The article does a fine job of explaining what we all know now about CAPTCHAs: "people farms" crack them.
However, the article closes out pointing to a solution that is a very hard set of problems to solve: behavioral patterns, Bayesian filtering, keywords.
I think the problem with captchas is that they are too complicated even for humans. Its frustrating as hell to have to retype that crap 20 times before you get logged in.
Why can't the whole solution get simplified? A captcha that asks a user some real world question in clear text. Have one admin enter a set of questions, answers and links once a day from top Google News. And then have the widget match it to answers provided. Include a 30 second wait time after each failed attempt to hinder the bots.
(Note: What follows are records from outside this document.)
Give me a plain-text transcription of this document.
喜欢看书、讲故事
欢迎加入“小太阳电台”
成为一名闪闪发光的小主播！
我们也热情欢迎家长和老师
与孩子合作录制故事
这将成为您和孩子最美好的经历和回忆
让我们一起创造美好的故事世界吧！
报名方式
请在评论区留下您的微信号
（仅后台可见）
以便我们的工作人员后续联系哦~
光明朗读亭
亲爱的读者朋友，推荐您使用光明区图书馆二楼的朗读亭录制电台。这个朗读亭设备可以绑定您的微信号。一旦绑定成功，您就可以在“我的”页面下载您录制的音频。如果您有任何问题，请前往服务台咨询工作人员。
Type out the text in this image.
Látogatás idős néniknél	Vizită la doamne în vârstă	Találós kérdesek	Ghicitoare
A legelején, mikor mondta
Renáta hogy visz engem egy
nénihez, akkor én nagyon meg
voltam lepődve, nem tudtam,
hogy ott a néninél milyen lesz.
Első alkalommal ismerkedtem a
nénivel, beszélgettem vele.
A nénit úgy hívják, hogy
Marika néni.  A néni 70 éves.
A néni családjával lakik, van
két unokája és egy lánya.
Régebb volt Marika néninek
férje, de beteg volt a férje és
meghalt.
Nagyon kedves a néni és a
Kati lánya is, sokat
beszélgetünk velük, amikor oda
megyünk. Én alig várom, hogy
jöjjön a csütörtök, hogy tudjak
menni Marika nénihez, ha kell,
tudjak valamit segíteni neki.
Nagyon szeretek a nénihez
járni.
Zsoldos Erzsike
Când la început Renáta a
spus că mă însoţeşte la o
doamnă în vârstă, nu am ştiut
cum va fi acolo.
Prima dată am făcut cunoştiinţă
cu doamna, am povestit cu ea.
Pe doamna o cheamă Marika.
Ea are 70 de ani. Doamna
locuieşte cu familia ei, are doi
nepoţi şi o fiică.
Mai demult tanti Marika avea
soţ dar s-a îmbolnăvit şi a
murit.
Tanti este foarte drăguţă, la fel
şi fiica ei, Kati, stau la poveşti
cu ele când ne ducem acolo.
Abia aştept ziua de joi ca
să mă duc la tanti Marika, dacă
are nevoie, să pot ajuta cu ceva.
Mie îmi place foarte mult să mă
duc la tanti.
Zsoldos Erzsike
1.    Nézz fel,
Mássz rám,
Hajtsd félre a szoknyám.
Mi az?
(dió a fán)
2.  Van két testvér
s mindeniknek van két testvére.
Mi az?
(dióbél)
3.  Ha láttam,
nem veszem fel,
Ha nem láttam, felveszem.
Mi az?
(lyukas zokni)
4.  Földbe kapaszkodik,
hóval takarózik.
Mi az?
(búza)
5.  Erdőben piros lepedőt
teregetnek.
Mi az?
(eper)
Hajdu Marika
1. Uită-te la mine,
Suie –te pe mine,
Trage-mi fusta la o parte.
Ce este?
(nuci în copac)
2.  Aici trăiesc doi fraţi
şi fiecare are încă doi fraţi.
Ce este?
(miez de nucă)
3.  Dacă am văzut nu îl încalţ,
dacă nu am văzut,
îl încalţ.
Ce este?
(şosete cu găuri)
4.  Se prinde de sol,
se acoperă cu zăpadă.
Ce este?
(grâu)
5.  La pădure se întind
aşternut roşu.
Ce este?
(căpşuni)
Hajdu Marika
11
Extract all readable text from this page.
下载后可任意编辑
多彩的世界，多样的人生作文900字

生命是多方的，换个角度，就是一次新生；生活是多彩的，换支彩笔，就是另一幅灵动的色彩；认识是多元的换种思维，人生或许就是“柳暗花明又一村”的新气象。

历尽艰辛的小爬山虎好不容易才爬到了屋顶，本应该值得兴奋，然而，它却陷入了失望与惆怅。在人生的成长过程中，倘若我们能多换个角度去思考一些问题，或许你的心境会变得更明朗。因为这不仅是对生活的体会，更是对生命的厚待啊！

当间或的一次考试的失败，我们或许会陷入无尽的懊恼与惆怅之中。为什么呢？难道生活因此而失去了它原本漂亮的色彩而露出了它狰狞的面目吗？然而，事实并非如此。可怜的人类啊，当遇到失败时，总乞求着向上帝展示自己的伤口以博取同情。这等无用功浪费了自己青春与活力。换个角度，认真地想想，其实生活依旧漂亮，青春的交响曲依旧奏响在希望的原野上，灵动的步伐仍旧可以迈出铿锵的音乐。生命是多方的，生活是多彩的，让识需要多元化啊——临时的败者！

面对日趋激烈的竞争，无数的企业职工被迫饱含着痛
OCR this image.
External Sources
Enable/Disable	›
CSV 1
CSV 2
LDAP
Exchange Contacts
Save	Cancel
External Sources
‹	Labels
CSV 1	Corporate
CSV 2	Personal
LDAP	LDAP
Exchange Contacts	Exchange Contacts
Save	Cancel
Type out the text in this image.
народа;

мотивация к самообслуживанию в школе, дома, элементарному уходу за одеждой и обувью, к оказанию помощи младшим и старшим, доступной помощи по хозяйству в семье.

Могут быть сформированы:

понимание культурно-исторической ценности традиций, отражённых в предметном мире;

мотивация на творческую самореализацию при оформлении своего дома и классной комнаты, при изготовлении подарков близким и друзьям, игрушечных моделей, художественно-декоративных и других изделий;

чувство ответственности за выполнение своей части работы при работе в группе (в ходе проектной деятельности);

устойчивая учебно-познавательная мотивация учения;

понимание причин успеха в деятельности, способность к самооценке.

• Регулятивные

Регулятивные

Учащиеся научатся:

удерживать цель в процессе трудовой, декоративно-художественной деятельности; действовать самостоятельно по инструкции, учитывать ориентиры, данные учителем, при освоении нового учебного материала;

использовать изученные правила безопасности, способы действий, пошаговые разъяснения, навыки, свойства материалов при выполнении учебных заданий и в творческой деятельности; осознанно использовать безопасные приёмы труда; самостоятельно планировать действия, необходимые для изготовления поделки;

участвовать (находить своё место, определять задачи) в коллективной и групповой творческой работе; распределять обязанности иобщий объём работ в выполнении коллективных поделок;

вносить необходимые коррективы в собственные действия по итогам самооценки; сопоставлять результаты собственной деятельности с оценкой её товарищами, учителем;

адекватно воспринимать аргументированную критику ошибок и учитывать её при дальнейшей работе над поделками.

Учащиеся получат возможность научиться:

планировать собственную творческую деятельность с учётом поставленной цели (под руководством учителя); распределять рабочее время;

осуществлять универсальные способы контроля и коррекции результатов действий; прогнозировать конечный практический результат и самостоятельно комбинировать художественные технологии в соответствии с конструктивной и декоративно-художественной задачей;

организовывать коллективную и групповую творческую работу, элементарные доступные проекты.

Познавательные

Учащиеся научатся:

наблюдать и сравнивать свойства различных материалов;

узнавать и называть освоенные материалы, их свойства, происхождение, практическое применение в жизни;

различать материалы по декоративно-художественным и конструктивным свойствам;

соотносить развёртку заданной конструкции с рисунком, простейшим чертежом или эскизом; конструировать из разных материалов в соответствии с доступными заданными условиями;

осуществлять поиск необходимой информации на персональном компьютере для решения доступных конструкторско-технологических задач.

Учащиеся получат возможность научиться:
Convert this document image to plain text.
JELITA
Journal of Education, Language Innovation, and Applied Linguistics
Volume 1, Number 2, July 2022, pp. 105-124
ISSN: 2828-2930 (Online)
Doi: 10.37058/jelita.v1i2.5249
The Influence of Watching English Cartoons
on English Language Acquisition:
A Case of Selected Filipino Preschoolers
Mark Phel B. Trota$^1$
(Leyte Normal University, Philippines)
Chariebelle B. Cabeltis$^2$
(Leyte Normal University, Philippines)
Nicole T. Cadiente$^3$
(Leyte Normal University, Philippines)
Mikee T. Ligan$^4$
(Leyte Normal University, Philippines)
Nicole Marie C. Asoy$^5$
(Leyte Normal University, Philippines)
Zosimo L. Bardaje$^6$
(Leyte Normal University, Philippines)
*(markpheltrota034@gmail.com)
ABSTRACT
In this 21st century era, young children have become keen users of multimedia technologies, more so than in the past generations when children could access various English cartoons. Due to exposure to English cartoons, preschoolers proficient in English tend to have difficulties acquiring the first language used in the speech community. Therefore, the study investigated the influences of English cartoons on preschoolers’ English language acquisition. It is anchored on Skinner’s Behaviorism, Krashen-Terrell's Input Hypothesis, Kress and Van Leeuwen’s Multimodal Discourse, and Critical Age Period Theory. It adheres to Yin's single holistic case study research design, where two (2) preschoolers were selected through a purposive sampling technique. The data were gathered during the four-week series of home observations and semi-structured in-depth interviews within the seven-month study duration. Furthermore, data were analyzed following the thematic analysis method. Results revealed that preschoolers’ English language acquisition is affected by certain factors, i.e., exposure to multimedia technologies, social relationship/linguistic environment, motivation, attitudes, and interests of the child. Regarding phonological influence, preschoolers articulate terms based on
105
I mean captchas get cracked left and right, because they are just a matching system...all you need to do is analyze the letters and retype them. By making it a question from News or Wikipedia, you'd improve the world by a) eliminating bot spam b) teaching people some new information c) and even promoting artificial intelligence research
As an admin I'd see this go as this:
[Enter Question]
[Enter Answer]
[Enter Hint Url]
Hell you can even monetize it by charging 1/100th of a penny per login attempt or make a partnership deal with a newspaper to get paid in exchange for using their stories
I think the best deterrent against spammers is to make your service unattractive for them. This is quite hard if you are creating a webmail platform, but luckily most of us aren't. Hide down-modded comments, surround outgoing emails with descriptive templates, etc.
Spammers rely on massive accounts/contacts and get a very small return. Let's say you need to send out ten million e-mails to get a single response, and maybe you can get ten thousand e-mails out of an account before it's banned. If the cost of creating a new account is zero, or limited by zero, then it doesn't matter if you have to create 10, 20, 100, or even 1,000 new accounts to get the e-mails out so you can get one response and make a 5 dollar commission. If you can automate that hell out of it, who cares.
On the other hand if it costs you 5 cents to break every captcha, those costs really add up in the aggregate, but the transaction cost is so low for a single use that it really is almost inconsequential.
So as with all security, it's not about making it "unbreakable", it's about raising the transaction cost high enough to make it less attractive or even unprofitable to circumvent it.